Prague: city of cobbled streets, Gothic architecture, absinthe and cheap beer. I’ve been dying to go to Prague for ages and this past week, I got to spend a magical seven days exploring this wonderful city. It was unfortunate timing writing wise, as I was just starting to make serious inroads with the WIP and didn’t want to be distracted from it. But then Prague happened and I learned something valuable about the where of my writing.
I could have written. I had a few hours at the airport either way to get some writing done, there were evenings we spent relaxing in the apartment after a busy day of walking through the tourist sites, I could’ve woken up earlier and written for an hour before breakfast, but I just… could not write.
At home, I usually write at my desk, or sometimes on my Chrome book if I want a change of scenery and head onto the balcony for a writing session. Regardless of where I write at home, I always have the WIP’s soundtrack playing and I resent any distractions. My current WIP is heavy on the character development and I’m writing first person so it usually takes me a few minutes to really get into character, to become my MC and start feeling all the story emotions as he would. I couldn’t do this in Prague.
My story takes place in panhandle Texas: dry, arid, prairie, big blue sky, pump-jacks, roadkill, vultures, scorpions, dusty roads, tiny towns, Native American spirituality etc. It was impossible to transport myself to Texas while sitting in an apartment in the middle of Old Town Prague listening to the rain patter against the window and horse hooves clatter on the cobbles. The ambiance was too different. Even with the music I usually play while writing, I just couldn’t get into the zone.
I live in Finland: forests, lakes, snow, rain – not exactly conditions conducive for writing about northern Texas, but because that’s my home, it becomes mundane and I can filter out my surroundings and immerse myself in the story world. Despite trying several times, I just couldn’t do the same while in Prague. It felt wrong. The setting felt alien. The characters distant and detached and not even mine. And now, I hadn’t been imbibing absinthe, it was just that the change in physical location had messed up my story GPS too.
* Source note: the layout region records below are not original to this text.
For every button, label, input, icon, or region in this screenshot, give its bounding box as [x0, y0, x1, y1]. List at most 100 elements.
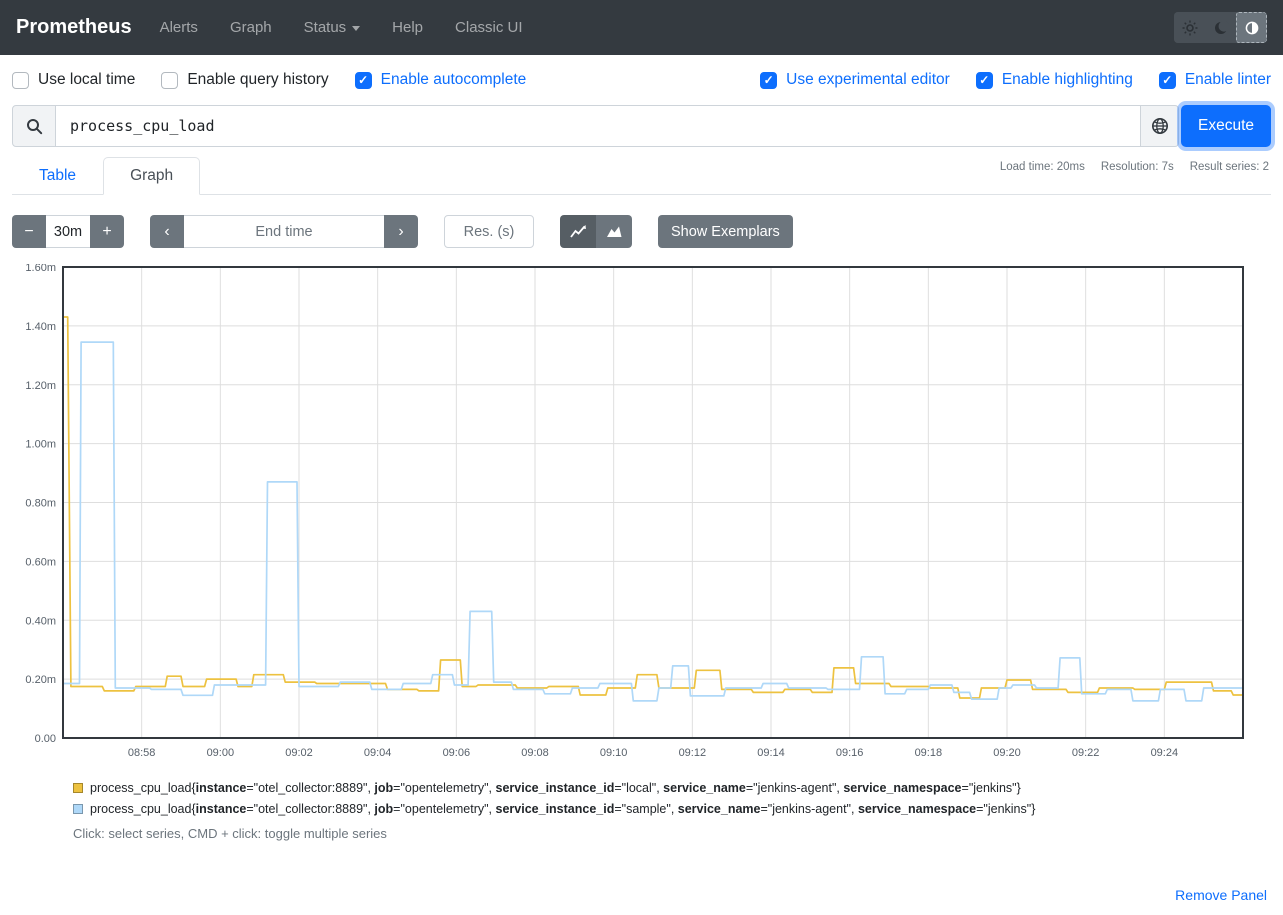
range-decrease-button[interactable]: − [12, 215, 46, 248]
x-axis-tick: 09:08 [521, 747, 549, 759]
checkbox-label: Enable autocomplete [381, 71, 527, 89]
legend-hint: Click: select series, CMD + click: toggl… [73, 826, 1271, 841]
y-axis-tick: 0.60m [25, 556, 56, 568]
time-forward-button[interactable]: › [384, 215, 418, 248]
legend-series-label: process_cpu_load{instance="otel_collecto… [90, 781, 1021, 795]
plus-icon: + [102, 223, 111, 241]
tab-table[interactable]: Table [12, 157, 103, 195]
checkbox-icon [161, 72, 178, 89]
search-addon [12, 105, 56, 147]
resolution-stat: Resolution: 7s [1101, 161, 1174, 173]
minus-icon: − [24, 223, 33, 241]
x-axis-tick: 09:16 [836, 747, 864, 759]
x-axis-tick: 09:02 [285, 747, 313, 759]
legend-swatch [73, 804, 83, 814]
checkbox-enable-linter[interactable]: ✓ Enable linter [1159, 71, 1271, 89]
stacked-chart-button[interactable] [596, 215, 632, 248]
search-icon [26, 118, 43, 135]
range-input[interactable] [46, 215, 90, 248]
x-axis-tick: 09:06 [443, 747, 471, 759]
moon-icon [1213, 20, 1229, 36]
result-series-stat: Result series: 2 [1190, 161, 1269, 173]
nav-item-help[interactable]: Help [392, 19, 423, 36]
legend-item[interactable]: process_cpu_load{instance="otel_collecto… [73, 781, 1271, 795]
checkbox-icon [12, 72, 29, 89]
stacked-chart-icon [606, 224, 623, 239]
y-axis-tick: 0.20m [25, 674, 56, 686]
dark-theme-button[interactable] [1205, 12, 1236, 43]
sun-icon [1182, 20, 1198, 36]
x-axis-tick: 09:22 [1072, 747, 1100, 759]
checkbox-label: Enable linter [1185, 71, 1271, 89]
range-increase-button[interactable]: + [90, 215, 124, 248]
line-chart-icon [570, 224, 587, 239]
checkbox-use-experimental-editor[interactable]: ✓ Use experimental editor [760, 71, 950, 89]
x-axis-tick: 09:12 [679, 747, 707, 759]
range-group: − + [12, 215, 124, 248]
x-axis-tick: 09:14 [757, 747, 785, 759]
checkbox-enable-highlighting[interactable]: ✓ Enable highlighting [976, 71, 1133, 89]
nav-item-status[interactable]: Status [304, 19, 361, 36]
checkbox-label: Use experimental editor [786, 71, 950, 89]
series-line [63, 317, 1243, 698]
chart-area: 1.60m 1.40m 1.20m 1.00m 0.80m 0.60m 0.40m 0.20m… [12, 264, 1271, 767]
brand-prometheus[interactable]: Prometheus [16, 16, 132, 39]
legend-swatch [73, 783, 83, 793]
checkbox-checked-icon: ✓ [355, 72, 372, 89]
checkbox-checked-icon: ✓ [1159, 72, 1176, 89]
nav-item-graph[interactable]: Graph [230, 19, 272, 36]
tab-graph[interactable]: Graph [103, 157, 200, 195]
graph-controls: − + ‹ › Show Exemplars [12, 215, 1271, 248]
settings-right-group: ✓ Use experimental editor ✓ Enable highl… [760, 71, 1271, 89]
checkbox-label: Use local time [38, 71, 135, 89]
x-axis-tick: 09:18 [915, 747, 943, 759]
x-axis-tick: 08:58 [128, 747, 156, 759]
checkbox-enable-query-history[interactable]: Enable query history [161, 71, 328, 89]
chart-type-toggle [560, 215, 632, 248]
nav-item-alerts[interactable]: Alerts [160, 19, 198, 36]
chevron-down-icon [352, 26, 360, 31]
checkbox-enable-autocomplete[interactable]: ✓ Enable autocomplete [355, 71, 527, 89]
x-axis-tick: 09:00 [207, 747, 235, 759]
legend-item[interactable]: process_cpu_load{instance="otel_collecto… [73, 802, 1271, 816]
chevron-left-icon: ‹ [164, 223, 169, 241]
time-back-button[interactable]: ‹ [150, 215, 184, 248]
end-time-group: ‹ › [150, 215, 418, 248]
checkbox-use-local-time[interactable]: Use local time [12, 71, 135, 89]
legend-list: process_cpu_load{instance="otel_collecto… [73, 781, 1271, 816]
graph-canvas[interactable]: 1.60m 1.40m 1.20m 1.00m 0.80m 0.60m 0.40m 0.20m… [12, 264, 1271, 762]
y-axis-tick: 0.80m [25, 498, 56, 510]
legend-series-label: process_cpu_load{instance="otel_collecto… [90, 802, 1035, 816]
nav-item-classic-ui[interactable]: Classic UI [455, 19, 523, 36]
query-input[interactable] [56, 105, 1141, 147]
y-axis-tick: 1.40m [25, 321, 56, 333]
checkbox-label: Enable query history [187, 71, 328, 89]
resolution-input[interactable] [444, 215, 534, 248]
remove-panel-link[interactable]: Remove Panel [1175, 887, 1267, 903]
y-axis-tick: 1.00m [25, 439, 56, 451]
x-axis-tick: 09:10 [600, 747, 628, 759]
end-time-input[interactable] [184, 215, 384, 248]
settings-row: Use local time Enable query history ✓ En… [0, 55, 1283, 99]
nav-links: Alerts Graph Status Help Classic UI [160, 19, 523, 36]
query-stats: Load time: 20ms Resolution: 7s Result se… [1000, 161, 1269, 173]
metrics-explorer-button[interactable] [1141, 105, 1179, 147]
light-theme-button[interactable] [1174, 12, 1205, 43]
execute-button[interactable]: Execute [1181, 105, 1271, 147]
checkbox-checked-icon: ✓ [760, 72, 777, 89]
y-axis-tick: 0.40m [25, 615, 56, 627]
checkbox-label: Enable highlighting [1002, 71, 1133, 89]
auto-theme-button[interactable] [1236, 12, 1267, 43]
series-line [63, 342, 1243, 701]
navbar: Prometheus Alerts Graph Status Help Clas… [0, 0, 1283, 55]
y-axis-tick: 1.60m [25, 264, 56, 274]
theme-toggle-group [1174, 12, 1267, 43]
tab-row: Load time: 20ms Resolution: 7s Result se… [12, 157, 1271, 195]
y-axis-tick: 0.00 [35, 733, 56, 745]
x-axis-tick: 09:04 [364, 747, 392, 759]
y-axis-tick: 1.20m [25, 380, 56, 392]
chevron-right-icon: › [398, 223, 403, 241]
show-exemplars-button[interactable]: Show Exemplars [658, 215, 793, 248]
line-chart-button[interactable] [560, 215, 596, 248]
settings-left-group: Use local time Enable query history ✓ En… [12, 71, 526, 89]
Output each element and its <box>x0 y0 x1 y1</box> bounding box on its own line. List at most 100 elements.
This taught me that music isn’t always enough to get me into the zone, to transform me into the character I want to be. I need the familiar to be able to transport myself to the story world. If my surroundings are too exciting, I want to be where I am physically and not in my imagined landscapes. In short, the world around me has got to be boring or otherwise I won’t be able to immerse myself in the world I’m creating on the page.
Despite losing out on a week’s worth of writing, Prague was truly amazing and inspiring (attack of the Shiny New Ideas!) and definitely worth another visit.
Where do you write? Do your surroundings ever affect your writing?